Testing climate change impact on biodiversity and ecosystem functions using near-natural conditions (that is, including the natural diurnal variability) is a major challenge and requires sophisticated experimental design and methodologies. There are two realistic approaches to tackle this challenge.

(1) “Natural experiments” in which scientist use places where extreme conditions, similar to those predicted in the future, exist already. These can be, for example, as heat plumes near power plant outflows (for warming) and CO2 vents near volcanic islands (for acidification).

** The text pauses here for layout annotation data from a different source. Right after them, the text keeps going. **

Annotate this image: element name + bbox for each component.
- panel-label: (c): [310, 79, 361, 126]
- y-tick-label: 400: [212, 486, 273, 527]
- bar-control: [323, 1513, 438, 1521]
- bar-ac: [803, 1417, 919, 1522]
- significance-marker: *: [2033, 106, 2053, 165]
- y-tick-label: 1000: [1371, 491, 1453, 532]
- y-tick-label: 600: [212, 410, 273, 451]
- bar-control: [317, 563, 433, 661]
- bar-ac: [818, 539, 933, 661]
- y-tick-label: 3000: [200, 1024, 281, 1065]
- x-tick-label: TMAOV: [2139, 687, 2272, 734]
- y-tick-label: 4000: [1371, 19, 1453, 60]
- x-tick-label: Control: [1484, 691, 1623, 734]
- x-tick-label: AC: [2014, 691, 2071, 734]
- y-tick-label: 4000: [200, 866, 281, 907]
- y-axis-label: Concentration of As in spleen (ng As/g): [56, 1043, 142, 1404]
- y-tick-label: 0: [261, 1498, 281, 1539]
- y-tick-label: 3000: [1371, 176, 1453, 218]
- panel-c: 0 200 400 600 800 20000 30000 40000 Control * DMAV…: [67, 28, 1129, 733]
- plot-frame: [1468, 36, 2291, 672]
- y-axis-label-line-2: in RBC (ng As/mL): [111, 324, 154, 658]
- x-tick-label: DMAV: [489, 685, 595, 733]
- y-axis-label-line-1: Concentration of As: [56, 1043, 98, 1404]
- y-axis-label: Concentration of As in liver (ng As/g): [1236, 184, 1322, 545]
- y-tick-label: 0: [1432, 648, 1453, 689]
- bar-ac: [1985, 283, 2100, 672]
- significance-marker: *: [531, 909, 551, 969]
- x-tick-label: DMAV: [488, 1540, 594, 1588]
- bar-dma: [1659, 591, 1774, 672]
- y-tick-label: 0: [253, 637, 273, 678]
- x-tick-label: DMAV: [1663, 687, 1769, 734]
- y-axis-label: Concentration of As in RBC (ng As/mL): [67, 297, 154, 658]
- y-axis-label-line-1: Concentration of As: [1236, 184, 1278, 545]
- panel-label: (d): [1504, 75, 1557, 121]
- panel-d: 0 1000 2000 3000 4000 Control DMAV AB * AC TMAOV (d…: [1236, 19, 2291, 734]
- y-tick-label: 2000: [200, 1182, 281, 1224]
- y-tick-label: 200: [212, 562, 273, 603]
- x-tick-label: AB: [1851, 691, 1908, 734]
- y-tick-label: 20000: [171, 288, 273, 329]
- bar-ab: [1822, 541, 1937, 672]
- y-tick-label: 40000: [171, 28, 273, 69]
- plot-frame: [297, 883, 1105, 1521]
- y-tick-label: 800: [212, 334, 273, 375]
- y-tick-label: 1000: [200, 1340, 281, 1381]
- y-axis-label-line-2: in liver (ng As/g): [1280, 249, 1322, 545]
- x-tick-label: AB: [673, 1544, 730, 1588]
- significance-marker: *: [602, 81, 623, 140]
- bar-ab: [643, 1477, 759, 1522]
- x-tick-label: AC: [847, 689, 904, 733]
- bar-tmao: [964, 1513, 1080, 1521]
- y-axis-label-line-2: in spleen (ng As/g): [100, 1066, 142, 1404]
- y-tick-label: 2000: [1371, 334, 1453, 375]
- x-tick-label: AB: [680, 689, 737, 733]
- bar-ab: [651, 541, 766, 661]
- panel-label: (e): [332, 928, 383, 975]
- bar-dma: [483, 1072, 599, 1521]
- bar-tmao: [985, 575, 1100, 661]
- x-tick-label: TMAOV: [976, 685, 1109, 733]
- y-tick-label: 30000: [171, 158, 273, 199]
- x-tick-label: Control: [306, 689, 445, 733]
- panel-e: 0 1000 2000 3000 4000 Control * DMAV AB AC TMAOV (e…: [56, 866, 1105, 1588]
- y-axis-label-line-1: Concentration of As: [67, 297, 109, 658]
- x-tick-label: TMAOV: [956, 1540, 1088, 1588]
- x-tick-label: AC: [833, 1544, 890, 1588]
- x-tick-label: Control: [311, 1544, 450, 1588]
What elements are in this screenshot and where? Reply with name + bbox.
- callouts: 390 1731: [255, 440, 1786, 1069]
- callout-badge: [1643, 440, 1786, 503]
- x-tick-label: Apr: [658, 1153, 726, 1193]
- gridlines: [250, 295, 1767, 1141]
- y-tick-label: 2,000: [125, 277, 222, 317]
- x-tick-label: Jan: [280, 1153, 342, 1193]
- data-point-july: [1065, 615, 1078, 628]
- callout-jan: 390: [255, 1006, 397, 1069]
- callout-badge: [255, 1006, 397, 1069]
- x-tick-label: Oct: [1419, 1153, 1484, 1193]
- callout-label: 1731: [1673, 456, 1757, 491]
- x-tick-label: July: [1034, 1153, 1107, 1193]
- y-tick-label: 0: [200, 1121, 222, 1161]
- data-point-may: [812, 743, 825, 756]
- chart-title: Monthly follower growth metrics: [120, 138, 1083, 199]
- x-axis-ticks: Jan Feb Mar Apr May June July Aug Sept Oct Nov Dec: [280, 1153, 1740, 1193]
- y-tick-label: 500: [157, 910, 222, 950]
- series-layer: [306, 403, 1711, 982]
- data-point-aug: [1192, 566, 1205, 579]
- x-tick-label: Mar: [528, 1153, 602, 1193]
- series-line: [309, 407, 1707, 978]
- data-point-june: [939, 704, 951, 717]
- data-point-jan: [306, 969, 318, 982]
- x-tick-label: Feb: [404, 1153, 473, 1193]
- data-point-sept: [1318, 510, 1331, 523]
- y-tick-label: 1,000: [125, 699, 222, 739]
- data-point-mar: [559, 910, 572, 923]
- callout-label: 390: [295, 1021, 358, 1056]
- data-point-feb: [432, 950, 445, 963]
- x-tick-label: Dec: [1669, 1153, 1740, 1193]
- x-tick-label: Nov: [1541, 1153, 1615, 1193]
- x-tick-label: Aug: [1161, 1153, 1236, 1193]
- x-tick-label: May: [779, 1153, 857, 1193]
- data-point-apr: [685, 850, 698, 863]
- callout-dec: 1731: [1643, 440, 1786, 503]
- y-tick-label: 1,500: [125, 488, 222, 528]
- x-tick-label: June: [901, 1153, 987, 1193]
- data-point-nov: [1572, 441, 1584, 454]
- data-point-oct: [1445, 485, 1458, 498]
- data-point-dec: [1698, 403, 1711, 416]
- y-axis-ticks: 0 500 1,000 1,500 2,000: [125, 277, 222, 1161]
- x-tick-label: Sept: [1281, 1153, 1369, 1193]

(2) “Mesocosms”, which are relatively large confined areas where the tested parameters can be overlaid on the natural (in-situ) fluctuations, either in the field or lab. With mesocosms, you can test the impact of more than one parameter, which represents a more realistic representation of the future, as warming and acidification are unfolding simultaneously, and we are also interested in their potential synergistic or antagonistic impacts on biodiversity and ecosystem functions.

As part of the BALTMED project, we tested the separate and combined impacts of warming and acidification on Levant shallow subtidal rocky communities using a novel benthocosm (benthic mesocosm) system. This work is done with collaboration with the lab of Prof. Dr. Martin Wahl from GEOMAR (Kiel, Germany) as part of a bi-national collboration funded by BMBF-MOST. In this work we compared the sensitivity of the Baltic Sea and the easteren Meditteranean shallow subtidal benthic communities to climate change. The novel aspect of the benthocosm system is its ability to work with “delta-treatments”, i.e. a continuous flow-through of natural seawater that allows the expression of all natural fluctuations within the system (pO2, temperature, pCO2, pH, nutrients, salinity...), while treatments (warming, acidification) may be added “on-top” of these fluctuations without altering, a priori, their natural amplitudes and frequencies. In this system we test the impact of changes caused by climate change on both community structure (and biodiversity) and the ecosystem functions, by measuring the biogeochemistry of the water and metabolic rates. So far, we have conducted two experiments, one in during winter-spring and one in the summer months. In these experiments we found both antagonistic and synergistic effects of warming and acidification on community structure and metabolic functions.